Dimitrov I E, Reddy R, Leigh J S
Department of Biochemistry and Molecular Biophysics, University of Pennsylvania, Philadelphia 19104, USA.
J Magn Reson. 2000 Aug;145(2):302-6. doi: 10.1006/jmre.2000.2097.
Intermolecular (129)Xe-(1)H nuclear Overhauser effects and (129)Xe longitudinal relaxation time measurements were used to demonstrate that the dipole-dipole coupling is the dominant relaxation mechanism for (129)Xe in water, at room temperature. (129)Xe-(1)H cross-relaxation rates were derived to be sigma(XeH) approximately 3.2 +/- 0.3 x 10(-3) s(-1), independent of xenon pressure (in the range of 1-10 bar) and of the presence of oxygen.
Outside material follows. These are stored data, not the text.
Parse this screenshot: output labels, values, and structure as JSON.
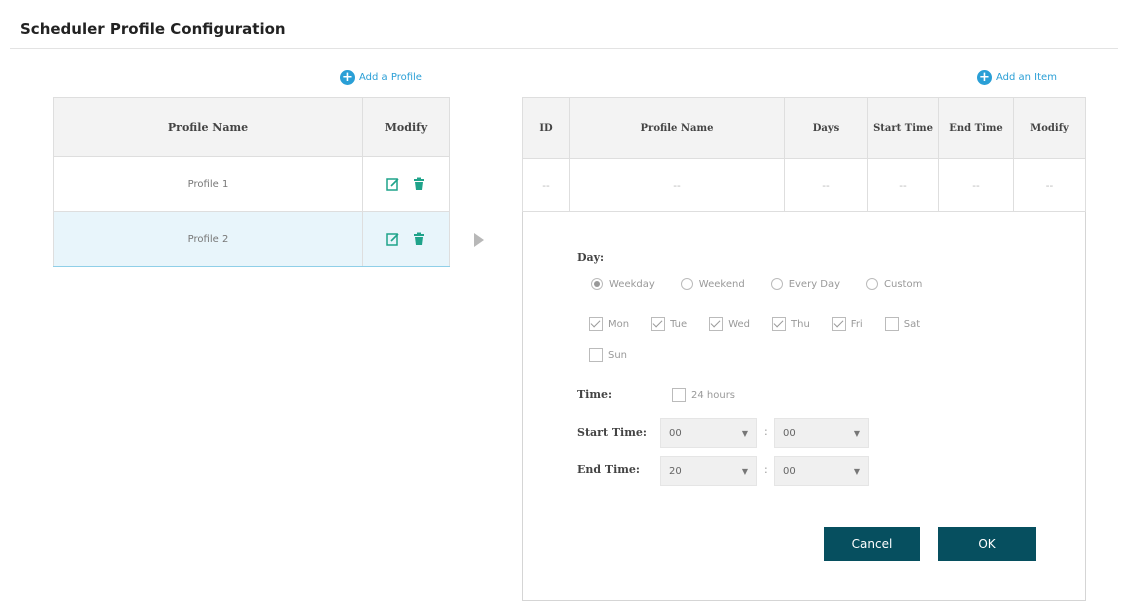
{
  "page": {
    "title": "Scheduler Profile Configuration"
  },
  "profiles": {
    "add_label": "Add a Profile",
    "headers": [
      "Profile Name",
      "Modify"
    ],
    "rows": [
      {
        "name": "Profile 1"
      },
      {
        "name": "Profile 2"
      }
    ]
  },
  "entries": {
    "add_label": "Add an Item",
    "headers": [
      "ID",
      "Profile Name",
      "Days",
      "Start Time",
      "End Time",
      "Modify"
    ],
    "row": [
      "--",
      "--",
      "--",
      "--",
      "--",
      "--"
    ]
  },
  "form": {
    "day_label": "Day:",
    "day_options": [
      "Weekday",
      "Weekend",
      "Every Day",
      "Custom"
    ],
    "selected_day": "Weekday",
    "weekdays": [
      {
        "label": "Mon",
        "checked": true
      },
      {
        "label": "Tue",
        "checked": true
      },
      {
        "label": "Wed",
        "checked": true
      },
      {
        "label": "Thu",
        "checked": true
      },
      {
        "label": "Fri",
        "checked": true
      },
      {
        "label": "Sat",
        "checked": false
      },
      {
        "label": "Sun",
        "checked": false
      }
    ],
    "time_label": "Time:",
    "hours24_label": "24 hours",
    "start_label": "Start Time:",
    "start_hour": "00",
    "start_minute": "00",
    "end_label": "End Time:",
    "end_hour": "20",
    "end_minute": "00",
    "separator": ":",
    "cancel_label": "Cancel",
    "ok_label": "OK"
  },
  "colors": {
    "accent": "#2a9fd6",
    "button": "#064f5f",
    "icon": "#1fa38a"
  }
}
Corresponding xenon-proton internuclear distances were calculated to be 2.69 +/- 0.12 A. Using the magnitude of the dipole-dipole coupling and the spin density ratio between dissolved xenon and bulk water, it is estimated that (129)Xe-(1)H spin polarization-induced nuclear Overhauser effects would yield little net proton signal enhancement in water.
利用分子间(129)Xe - (1)H核Overhauser效应和(129)Xe纵向弛豫时间测量结果,证明在室温下,偶极 - 偶极耦合是水中(129)Xe的主要弛豫机制。得出(129)Xe - (1)H交叉弛豫率为σ(XeH)约3.2±0.3×10⁻³ s⁻¹,与氙气压力(1 - 10 bar范围内)和氧气的存在无关。计算出相应的氙 - 质子核间距为2.69±0.12 Å。利用偶极 - 偶极耦合的大小以及溶解氙与大量水之间的自旋密度比,估计(129)Xe - (1)H自旋极化诱导的核Overhauser效应在水中产生的净质子信号增强很小。